Po kilku latach intensywnego używania padła mi moja ulubiona setka makro używana z E-M1. Póki co nie ma podobnego obiektywu dla m4/3, pełne sterowanie z body, bardzo chwalę sobie w pełni manualny pierścień ostrosci, do tego świetnie działa z konwerterem OLY EC-14 tworzac 150/4, mam dwa obiektywy w jednym, jeszcze może kiedyś zapoluje na EC-20 w przyzwoitej cenie i będe miał 210/5,6 Macro....

no ale póki co się rypło.....oczywiście w szczycie sezonu robalowego

Dosyć klasyczna usterka- Taśma flex sterująca przysłona, przysłona była tylko zamknieta na max, wewnątrz wyczuwalny w pewnym momencie mały opór- pewnie ta peknięta flexa blokowała. Warszawski serwis SIGMA po dowiedzeniu się ze to "stara sima EX do 4/3"oświadczył że do takich to nie dostają części - odesłał mnie do Serwisu centralnego SIGMA z Gdyni. Dostałem od taką oto wycenę

"Proszę przysłać obiektyw do naszego serwisu w celuwykonania diagnozy uszkodzenia. Koszt pogwarancyjnej diagnozy wynosi 110,70 złbrutto, lecz w momencie zgody na naprawę nie jest wliczany. Serwis nie ponosi kosztów transportu reklamacjipogwarancyjnych.

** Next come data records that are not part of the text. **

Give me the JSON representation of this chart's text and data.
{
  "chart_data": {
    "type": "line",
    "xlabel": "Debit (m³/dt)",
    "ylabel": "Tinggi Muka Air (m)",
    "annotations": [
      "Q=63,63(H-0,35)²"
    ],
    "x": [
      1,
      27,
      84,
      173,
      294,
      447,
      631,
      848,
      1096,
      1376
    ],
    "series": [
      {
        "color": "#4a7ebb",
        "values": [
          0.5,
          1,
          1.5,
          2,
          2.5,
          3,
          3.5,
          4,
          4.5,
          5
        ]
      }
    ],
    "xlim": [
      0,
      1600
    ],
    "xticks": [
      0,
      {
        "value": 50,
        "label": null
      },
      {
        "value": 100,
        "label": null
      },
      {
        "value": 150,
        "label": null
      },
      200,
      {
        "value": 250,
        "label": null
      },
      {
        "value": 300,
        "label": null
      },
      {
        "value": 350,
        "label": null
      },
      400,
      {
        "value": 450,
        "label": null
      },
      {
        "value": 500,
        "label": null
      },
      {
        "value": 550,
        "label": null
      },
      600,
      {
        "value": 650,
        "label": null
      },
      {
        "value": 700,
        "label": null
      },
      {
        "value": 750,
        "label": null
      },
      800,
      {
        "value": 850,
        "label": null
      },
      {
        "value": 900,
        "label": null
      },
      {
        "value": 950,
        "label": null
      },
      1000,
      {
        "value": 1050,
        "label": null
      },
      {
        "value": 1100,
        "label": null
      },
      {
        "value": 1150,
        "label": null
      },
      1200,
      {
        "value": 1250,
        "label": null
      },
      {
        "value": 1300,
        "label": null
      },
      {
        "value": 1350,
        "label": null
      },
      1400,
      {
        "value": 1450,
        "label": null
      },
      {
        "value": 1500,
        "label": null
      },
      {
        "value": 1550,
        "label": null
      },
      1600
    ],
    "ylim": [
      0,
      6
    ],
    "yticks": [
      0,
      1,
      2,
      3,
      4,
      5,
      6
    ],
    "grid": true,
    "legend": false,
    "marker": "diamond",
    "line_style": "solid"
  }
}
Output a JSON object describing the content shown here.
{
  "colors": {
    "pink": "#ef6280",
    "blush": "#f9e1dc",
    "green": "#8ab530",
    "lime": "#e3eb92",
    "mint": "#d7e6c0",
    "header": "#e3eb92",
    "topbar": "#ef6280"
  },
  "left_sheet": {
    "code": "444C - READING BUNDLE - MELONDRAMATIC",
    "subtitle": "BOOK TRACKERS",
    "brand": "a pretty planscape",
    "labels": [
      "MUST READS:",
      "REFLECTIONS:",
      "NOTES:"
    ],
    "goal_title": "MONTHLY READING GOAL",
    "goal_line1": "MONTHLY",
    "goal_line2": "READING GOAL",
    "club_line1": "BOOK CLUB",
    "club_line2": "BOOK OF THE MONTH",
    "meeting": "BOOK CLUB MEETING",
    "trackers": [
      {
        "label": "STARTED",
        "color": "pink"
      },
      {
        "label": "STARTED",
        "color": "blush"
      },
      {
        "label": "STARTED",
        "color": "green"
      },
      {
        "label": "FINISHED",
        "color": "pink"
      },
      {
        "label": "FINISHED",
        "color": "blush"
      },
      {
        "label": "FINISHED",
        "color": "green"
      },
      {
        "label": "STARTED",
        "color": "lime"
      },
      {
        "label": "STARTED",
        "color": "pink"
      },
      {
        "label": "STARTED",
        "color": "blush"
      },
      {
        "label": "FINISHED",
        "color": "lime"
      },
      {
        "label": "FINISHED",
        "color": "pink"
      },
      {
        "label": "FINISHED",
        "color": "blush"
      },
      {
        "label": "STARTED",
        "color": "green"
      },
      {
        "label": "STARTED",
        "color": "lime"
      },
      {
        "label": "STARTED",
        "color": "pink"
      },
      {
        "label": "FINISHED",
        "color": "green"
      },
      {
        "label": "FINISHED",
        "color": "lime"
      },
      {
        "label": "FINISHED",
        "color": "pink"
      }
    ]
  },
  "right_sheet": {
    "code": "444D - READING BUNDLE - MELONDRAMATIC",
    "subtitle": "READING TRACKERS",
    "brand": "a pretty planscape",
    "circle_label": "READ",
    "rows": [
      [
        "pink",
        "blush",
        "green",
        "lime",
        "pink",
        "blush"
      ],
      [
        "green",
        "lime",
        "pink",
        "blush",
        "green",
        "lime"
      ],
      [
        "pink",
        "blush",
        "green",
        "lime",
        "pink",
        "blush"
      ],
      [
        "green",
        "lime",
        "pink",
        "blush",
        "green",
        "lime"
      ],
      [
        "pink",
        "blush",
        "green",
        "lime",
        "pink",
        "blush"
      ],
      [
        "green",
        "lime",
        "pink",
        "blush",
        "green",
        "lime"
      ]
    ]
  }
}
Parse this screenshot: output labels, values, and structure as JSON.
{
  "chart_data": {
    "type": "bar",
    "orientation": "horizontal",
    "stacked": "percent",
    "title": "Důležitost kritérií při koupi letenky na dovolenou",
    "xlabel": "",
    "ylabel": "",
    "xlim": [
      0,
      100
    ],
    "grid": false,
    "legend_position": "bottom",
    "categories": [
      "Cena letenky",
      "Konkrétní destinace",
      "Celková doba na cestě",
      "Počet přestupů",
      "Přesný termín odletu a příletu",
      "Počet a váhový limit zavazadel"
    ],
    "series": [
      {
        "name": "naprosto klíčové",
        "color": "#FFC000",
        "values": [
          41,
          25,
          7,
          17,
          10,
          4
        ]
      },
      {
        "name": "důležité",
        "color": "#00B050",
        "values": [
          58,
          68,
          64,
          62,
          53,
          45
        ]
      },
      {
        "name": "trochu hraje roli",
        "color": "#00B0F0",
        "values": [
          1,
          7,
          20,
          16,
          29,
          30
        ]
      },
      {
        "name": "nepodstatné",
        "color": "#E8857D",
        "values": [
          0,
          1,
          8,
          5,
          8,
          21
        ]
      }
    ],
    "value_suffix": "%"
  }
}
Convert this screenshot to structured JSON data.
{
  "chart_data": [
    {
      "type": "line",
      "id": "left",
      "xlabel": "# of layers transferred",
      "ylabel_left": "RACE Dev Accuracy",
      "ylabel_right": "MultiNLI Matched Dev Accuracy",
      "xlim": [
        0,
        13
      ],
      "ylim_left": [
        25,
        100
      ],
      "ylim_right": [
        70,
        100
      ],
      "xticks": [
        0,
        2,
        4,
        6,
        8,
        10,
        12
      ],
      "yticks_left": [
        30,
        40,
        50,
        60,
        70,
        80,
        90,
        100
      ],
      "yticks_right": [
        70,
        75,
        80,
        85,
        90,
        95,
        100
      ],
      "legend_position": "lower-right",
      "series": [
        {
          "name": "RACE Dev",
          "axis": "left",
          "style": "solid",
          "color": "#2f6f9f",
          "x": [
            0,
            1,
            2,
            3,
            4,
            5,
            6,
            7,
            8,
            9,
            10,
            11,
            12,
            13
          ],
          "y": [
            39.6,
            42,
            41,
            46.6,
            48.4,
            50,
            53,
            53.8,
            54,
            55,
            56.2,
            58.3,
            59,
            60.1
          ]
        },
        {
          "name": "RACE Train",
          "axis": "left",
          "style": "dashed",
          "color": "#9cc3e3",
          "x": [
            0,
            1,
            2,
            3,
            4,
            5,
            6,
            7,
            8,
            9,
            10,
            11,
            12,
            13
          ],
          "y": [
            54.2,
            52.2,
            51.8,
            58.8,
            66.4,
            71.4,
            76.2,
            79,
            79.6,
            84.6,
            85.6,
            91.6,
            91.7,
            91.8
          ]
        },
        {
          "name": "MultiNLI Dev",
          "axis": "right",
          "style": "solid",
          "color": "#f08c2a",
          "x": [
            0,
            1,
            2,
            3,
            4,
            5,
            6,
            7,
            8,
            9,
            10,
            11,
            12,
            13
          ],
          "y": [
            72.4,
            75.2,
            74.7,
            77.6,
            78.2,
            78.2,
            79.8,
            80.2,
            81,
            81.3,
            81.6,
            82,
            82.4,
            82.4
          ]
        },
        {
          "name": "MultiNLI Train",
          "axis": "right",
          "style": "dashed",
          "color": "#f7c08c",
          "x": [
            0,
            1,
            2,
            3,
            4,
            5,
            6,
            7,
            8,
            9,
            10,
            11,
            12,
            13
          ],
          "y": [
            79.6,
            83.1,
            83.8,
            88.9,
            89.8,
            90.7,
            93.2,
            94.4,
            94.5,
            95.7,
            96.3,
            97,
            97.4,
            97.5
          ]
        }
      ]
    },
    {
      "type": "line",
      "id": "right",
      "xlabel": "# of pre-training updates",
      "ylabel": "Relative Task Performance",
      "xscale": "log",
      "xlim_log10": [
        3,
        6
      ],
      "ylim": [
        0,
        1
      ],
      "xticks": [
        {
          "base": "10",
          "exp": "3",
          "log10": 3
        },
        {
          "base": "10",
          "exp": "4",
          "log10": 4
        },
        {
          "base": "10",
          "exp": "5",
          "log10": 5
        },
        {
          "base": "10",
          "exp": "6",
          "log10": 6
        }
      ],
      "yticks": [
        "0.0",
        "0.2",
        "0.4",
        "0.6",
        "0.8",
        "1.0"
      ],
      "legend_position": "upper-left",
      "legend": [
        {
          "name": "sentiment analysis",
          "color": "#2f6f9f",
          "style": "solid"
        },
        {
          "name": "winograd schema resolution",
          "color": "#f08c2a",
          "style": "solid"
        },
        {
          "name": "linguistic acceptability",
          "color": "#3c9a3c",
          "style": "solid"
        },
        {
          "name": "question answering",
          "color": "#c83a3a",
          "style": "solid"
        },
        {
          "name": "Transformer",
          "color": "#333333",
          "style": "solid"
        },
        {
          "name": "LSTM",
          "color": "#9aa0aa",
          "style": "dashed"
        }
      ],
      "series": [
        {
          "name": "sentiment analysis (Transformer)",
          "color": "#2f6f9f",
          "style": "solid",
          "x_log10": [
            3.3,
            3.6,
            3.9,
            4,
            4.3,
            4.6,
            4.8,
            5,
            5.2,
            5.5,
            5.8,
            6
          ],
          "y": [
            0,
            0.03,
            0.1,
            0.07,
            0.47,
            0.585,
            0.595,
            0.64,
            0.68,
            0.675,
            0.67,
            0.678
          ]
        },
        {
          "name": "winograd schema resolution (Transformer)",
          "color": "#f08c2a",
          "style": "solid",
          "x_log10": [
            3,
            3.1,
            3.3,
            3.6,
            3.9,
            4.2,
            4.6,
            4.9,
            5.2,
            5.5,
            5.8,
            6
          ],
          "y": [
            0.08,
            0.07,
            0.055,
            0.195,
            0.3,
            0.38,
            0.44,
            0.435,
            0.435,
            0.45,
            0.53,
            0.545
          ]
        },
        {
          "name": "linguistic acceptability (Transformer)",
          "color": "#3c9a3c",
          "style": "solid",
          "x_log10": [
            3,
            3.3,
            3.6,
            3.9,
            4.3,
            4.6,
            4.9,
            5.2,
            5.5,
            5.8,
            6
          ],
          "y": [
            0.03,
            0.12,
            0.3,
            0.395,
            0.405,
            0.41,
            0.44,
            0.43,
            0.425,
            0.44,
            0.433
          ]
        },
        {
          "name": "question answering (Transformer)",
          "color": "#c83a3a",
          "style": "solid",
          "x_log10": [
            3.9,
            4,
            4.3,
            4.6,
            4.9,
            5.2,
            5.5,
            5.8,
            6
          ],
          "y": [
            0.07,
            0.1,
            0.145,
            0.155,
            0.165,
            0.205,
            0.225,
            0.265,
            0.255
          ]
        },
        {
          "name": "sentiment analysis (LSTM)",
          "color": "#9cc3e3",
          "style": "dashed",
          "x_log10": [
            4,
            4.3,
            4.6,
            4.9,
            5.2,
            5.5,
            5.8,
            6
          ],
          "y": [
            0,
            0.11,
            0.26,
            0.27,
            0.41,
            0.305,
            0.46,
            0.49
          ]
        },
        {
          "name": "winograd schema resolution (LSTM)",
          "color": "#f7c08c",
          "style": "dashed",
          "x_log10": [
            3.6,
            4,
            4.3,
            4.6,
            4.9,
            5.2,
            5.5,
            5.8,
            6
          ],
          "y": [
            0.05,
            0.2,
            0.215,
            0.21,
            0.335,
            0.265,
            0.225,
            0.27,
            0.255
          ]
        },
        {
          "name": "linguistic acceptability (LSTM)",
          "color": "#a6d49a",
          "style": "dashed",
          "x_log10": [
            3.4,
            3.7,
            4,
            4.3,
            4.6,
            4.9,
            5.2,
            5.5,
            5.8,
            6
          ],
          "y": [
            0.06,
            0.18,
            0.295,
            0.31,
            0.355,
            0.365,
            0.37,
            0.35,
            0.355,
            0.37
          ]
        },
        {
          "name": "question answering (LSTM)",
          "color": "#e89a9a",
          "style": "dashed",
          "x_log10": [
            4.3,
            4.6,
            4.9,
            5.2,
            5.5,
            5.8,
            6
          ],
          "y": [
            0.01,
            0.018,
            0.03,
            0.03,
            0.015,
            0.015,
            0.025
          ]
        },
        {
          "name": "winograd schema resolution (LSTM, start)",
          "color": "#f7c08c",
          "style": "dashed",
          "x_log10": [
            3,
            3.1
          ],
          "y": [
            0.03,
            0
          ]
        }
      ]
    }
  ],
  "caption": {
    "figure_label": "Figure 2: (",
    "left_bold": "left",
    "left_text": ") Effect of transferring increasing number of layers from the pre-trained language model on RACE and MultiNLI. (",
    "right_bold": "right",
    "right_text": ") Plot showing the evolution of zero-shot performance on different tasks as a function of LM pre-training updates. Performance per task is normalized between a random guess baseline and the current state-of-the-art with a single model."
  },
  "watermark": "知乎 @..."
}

Szacunkowy koszt naprawy Pana sprzętu wynosi 560 zł plus ewentualne części. Wskazane jest dostarczenie obiektywu wraz zapratem.

Po pierwsze jakby drogo (+ wysyłka + częsci), po drugie w sezonie nie wyślę aparatu.....
No i przeszedłem się na Jerozolimskie 113 do p. Bieńka, podjęli się od razu, trochę trwało, bo część podobno szła z Japonii, poradzili sobie bez aparatu.
Zapłaciłem czałościowo 350 zł.
W weekend intensywne testy, wszytko działa.

POLECAM !!!!!!!!!!!!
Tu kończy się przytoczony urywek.